Juice visitera Callisto, l'objet du Système solaire comportant le plus grand nombre de cratères, et effectuera deux survols d'Europe. Elle mesurera pour la première fois l'épaisseur de la croûte glacée d'Europe et recensera des sites adaptés à une future exploration in situ. Le satellite se mettra ensuite en orbite autour de Ganymède en 2032, d'où il étudiera la surface glacée et la structure interne de cette lune, ainsi que son océan de subsurface.

Cette vue de Ganymède a été acquise par la sonde News Horizon, alors en route à destination de Pluton (février 2007). © Nasa, JHUAPL, Southwest Research Institute

Les mondes de Jupiter et la recherche de la vie

La recherche de la vie et la question de l'habitabilité de ces mondes seront le fil conducteur de cette mission. Les chercheurs supposent que ces trois satellites abritent, sous une épaisse couche de glace, des réservoirs d'eau à l'état liquide, comme des océans salés, des lacs qui pourraient abriter une forme de vie bactérienne ou autre. D'où l'idée de rechercher sur Europe des sites propices à une exploration des profondeurs ouvrant la voie à une mission qui pourrait être lancée à cette seule fin à l'horizon 2040.

Contrairement à la Nasa et ses moyens financiers importants, aptes à lui offrir une multitude de missions scientifiques, l'ESA se doit quant à elle d'être bien plus pragmatique et cohérente dans ses choix de missions. Elle ne doit pas léser une communauté scientifique au profit d'une autre et doit être en ligne avec les objectifs scientifiques de son programme Cosmique Vision, résumés en quatre questions :

  • Quelles sont les conditions qui ont amené la formation des planètes et l'apparition de la vie ?
  • Comment le Système solaire fonctionne-t-il ?
  • Quelles sont les lois fondamentales de la physique de l'univers ?
  • Comment l'univers a-t-il commencé et de quoi est-il fait ?

Cette mission a été préférée à deux autres candidates : l'observatoire spatial des ondes gravitationnelles (NGO, ex-programme Lisa) et le télescope spatial Athéna pour l'astrophysique à haute énergie.
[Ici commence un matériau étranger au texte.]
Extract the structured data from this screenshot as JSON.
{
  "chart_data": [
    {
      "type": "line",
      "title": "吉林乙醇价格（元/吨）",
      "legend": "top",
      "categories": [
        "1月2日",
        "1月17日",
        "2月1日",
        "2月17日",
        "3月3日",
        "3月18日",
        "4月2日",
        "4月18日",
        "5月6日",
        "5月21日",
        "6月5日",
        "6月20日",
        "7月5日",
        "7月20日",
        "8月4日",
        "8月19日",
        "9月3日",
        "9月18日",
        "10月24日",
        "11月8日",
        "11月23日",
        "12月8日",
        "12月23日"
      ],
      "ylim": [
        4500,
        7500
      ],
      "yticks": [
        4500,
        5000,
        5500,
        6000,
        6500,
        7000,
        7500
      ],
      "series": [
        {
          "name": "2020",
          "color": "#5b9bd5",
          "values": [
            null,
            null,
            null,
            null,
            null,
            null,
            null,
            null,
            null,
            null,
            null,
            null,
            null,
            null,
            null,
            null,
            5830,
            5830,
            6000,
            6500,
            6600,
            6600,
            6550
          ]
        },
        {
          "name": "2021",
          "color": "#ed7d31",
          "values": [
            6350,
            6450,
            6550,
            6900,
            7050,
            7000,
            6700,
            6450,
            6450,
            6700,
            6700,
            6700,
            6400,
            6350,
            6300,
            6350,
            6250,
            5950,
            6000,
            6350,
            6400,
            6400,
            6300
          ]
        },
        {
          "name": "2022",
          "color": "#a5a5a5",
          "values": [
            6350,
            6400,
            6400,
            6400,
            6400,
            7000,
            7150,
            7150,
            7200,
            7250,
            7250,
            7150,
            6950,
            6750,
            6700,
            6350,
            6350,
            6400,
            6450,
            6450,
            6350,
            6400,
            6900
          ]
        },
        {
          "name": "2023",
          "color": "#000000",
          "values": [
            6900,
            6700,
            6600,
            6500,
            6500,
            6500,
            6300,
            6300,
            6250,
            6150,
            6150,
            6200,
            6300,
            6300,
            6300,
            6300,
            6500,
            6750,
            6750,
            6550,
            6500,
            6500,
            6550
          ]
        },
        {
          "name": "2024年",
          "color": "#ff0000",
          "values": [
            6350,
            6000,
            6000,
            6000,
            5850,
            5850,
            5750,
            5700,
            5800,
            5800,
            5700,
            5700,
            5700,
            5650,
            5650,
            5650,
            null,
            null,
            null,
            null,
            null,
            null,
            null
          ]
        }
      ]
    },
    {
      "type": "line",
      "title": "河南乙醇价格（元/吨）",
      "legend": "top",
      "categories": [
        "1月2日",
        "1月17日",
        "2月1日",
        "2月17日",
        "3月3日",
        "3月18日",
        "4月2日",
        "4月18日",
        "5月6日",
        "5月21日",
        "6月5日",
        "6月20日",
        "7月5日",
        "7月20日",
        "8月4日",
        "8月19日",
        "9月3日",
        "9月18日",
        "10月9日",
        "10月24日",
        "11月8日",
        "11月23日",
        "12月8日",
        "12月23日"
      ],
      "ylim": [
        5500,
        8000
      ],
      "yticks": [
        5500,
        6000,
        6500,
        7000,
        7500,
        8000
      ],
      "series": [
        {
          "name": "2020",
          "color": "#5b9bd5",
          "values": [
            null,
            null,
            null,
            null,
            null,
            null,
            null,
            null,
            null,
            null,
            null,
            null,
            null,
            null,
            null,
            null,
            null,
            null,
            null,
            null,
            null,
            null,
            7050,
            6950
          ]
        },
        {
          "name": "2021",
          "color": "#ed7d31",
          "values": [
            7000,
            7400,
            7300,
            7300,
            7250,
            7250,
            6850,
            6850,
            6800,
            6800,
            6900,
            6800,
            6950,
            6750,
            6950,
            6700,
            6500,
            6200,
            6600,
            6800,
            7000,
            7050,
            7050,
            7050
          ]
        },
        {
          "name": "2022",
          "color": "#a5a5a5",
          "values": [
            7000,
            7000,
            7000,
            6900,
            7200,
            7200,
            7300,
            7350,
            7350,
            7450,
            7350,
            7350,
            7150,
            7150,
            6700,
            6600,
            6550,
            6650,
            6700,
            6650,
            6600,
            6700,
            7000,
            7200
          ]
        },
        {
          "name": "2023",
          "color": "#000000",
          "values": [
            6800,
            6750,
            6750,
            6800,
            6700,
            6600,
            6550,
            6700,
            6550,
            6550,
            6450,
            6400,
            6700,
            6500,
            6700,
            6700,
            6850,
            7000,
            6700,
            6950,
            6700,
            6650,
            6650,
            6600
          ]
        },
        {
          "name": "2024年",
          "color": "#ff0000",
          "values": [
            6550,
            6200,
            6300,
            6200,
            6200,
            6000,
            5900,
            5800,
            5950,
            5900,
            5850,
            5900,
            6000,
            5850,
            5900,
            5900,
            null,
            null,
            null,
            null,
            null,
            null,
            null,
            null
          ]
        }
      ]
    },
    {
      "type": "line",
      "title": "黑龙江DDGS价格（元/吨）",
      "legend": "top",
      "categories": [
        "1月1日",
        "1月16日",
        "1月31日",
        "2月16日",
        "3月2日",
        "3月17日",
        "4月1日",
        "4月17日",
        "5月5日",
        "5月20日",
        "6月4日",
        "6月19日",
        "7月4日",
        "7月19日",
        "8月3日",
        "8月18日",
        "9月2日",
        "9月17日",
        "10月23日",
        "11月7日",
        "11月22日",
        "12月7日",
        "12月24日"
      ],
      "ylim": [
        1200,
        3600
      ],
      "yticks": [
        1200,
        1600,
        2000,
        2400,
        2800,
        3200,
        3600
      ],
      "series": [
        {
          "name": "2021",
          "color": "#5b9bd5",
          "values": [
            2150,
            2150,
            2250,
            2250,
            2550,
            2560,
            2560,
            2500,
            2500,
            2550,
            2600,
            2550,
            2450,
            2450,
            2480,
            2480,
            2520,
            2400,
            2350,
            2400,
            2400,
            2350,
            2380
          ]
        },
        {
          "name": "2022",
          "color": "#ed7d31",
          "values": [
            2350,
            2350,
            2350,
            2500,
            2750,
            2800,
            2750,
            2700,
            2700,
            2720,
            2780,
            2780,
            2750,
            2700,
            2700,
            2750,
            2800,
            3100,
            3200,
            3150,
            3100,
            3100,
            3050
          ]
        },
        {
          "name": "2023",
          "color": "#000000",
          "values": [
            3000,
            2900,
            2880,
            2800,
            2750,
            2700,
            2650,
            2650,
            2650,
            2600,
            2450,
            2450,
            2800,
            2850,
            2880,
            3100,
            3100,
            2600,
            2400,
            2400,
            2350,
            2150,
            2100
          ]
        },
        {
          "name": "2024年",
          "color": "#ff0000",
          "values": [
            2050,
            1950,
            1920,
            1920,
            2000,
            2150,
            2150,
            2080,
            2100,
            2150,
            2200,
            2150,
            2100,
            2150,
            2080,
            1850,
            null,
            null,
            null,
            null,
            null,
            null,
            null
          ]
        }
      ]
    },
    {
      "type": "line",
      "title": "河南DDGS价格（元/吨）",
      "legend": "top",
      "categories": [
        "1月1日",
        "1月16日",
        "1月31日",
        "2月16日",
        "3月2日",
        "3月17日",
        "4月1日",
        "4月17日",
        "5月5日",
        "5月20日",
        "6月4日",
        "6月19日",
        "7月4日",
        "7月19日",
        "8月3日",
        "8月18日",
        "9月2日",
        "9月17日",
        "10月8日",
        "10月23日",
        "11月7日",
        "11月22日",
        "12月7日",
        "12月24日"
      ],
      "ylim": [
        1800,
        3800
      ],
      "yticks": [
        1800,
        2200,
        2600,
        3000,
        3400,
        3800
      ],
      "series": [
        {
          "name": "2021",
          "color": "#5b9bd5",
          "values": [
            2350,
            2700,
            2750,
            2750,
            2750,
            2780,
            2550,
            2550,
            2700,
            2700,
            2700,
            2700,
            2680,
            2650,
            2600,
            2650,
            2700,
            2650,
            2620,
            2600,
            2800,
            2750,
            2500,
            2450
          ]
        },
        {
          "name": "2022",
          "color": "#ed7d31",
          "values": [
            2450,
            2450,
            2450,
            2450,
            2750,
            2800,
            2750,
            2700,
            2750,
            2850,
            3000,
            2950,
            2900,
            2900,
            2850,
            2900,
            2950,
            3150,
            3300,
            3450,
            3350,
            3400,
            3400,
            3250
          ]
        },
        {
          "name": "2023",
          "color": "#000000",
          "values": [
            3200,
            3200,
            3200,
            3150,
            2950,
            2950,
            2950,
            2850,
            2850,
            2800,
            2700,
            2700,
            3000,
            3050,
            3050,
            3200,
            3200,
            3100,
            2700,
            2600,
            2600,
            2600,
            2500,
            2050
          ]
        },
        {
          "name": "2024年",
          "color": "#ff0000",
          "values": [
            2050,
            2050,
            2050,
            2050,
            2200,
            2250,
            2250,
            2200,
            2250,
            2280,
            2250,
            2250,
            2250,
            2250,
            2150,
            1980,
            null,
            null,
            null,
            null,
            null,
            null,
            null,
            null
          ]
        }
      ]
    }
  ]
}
En raison de la grande valeur scientifique de ces deux missions et du travail déjà accompli, le comité du programme scientifique de l'ESA souhaite que ces deux missions soient candidates à de futures opportunités de lancement.

  • Les lunes glacées de Jupiter constituent l’objectif de la prochaine grande mission scientifique de l’ESA (Agence spatiale européenne).
  • La sonde Juice sera construite par Airbus et partira en 2022 grâce à un lanceur Ariane 5. Elle a été testée en plein air grâce à un hélicoptère.
  • Elle sera équipée d'un radar inédit, appelé Rime, pour sonder jusqu'à 9 kilomètres sous les surfaces d'Europe, Ganymède et Callisto.